Entre otros ejemplos de productos del sector sostenible encontramos las ceras destinadas a las tablas de esquí y de snowboard que fabrica la firma Nzero, que es española, y están libres de parafinas y fluorados.

Embalajes y Transporte

Un producto con etiqueta “sostenible” pierde gran parte de su credibilidad si viene envuelto en varias capas de plástico. Cada vez son más las marcas que se han pasado a los embalajes hechos con materiales fácilmente biodegradables, especialmente el cartón.

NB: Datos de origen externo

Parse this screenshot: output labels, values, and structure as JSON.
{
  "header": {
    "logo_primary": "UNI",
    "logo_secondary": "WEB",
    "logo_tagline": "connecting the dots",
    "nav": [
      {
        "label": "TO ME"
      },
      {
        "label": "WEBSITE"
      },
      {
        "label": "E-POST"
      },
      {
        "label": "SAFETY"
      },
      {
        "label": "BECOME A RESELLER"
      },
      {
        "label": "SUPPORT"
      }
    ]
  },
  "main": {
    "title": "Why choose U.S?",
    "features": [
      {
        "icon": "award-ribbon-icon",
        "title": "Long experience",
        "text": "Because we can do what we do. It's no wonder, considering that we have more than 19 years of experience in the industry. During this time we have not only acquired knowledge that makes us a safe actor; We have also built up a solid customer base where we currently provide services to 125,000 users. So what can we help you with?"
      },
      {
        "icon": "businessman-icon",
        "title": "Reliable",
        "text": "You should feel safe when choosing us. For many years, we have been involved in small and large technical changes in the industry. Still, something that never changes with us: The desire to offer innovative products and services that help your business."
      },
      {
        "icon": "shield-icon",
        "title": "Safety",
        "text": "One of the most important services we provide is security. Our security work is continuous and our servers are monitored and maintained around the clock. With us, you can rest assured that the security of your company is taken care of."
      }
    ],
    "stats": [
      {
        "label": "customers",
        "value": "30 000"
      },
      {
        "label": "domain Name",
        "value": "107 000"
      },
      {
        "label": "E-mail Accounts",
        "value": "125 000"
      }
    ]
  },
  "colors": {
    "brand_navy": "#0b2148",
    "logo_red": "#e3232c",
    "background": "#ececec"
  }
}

Hay algunas que van un paso más, como los valencianos Lurbel, que en los estuches de sus prendas solo utilizan cartón con sello PEFC que, según explican, “garantiza que el material procede de bosques gestionados sosteniblemente desde el punto de vista ambiental, social y económico y que han estado sometidos a minuciosos controles en su proceso de producción”.

Igualmente, se reducirá el impacto medioambiental si, tanto las materias primas como el producto final, es de proximidad, minimizando con ello la contaminación derivada de su transporte.

Nuestro papel

Todas las iniciativas que hemos visto no llegan a ningún lado si no encuentran apoyo por parte del consumidor. Es nuestra responsabilidad estar bien informados y actuar en consecuencia, aprender a leer las etiquetas (analizando composición de los productos, fabricación, origen…) y ser conscientes de la política empresarial de las distintas marcas.

Identificar sellos como Bluesign (certificación independiente que examina toda la cadena de producción textil) o el Oeko-Starndard 100 (tejidos libres de químicos dañinos), así como las etiquetas propias con las que algunas firmas marcan sus productos más sostenibles (Commitment de Ternua, EvoDry de Marmot, Take Care de Haglöfs, Green Shape de Vaude, Low Impact de Millet…).

Y, sobre todo, pensar antes de comprar: ¿realmente lo necesito?

DURABILIDAD Y LAS TRES R
El principal factor que define a un producto sostenible es su durabilidad, que se puedan utilizar durante muchos años y no caer en la dictadura de las modas, que exigen cambiar de colección cada temporada. Como explican desde X-Technology: “Nuestros productos solo cambian cuando podemos aportar una mejora importante en ellos, cuando somos capaces de aportar un producto innovador al mercado”. Esto nos lleva a la norma de las 3R: Reducir, Reciclar y Reutilizar, que debería ser pauta de actuación habitual, tanto para fabricantes como para consumidores.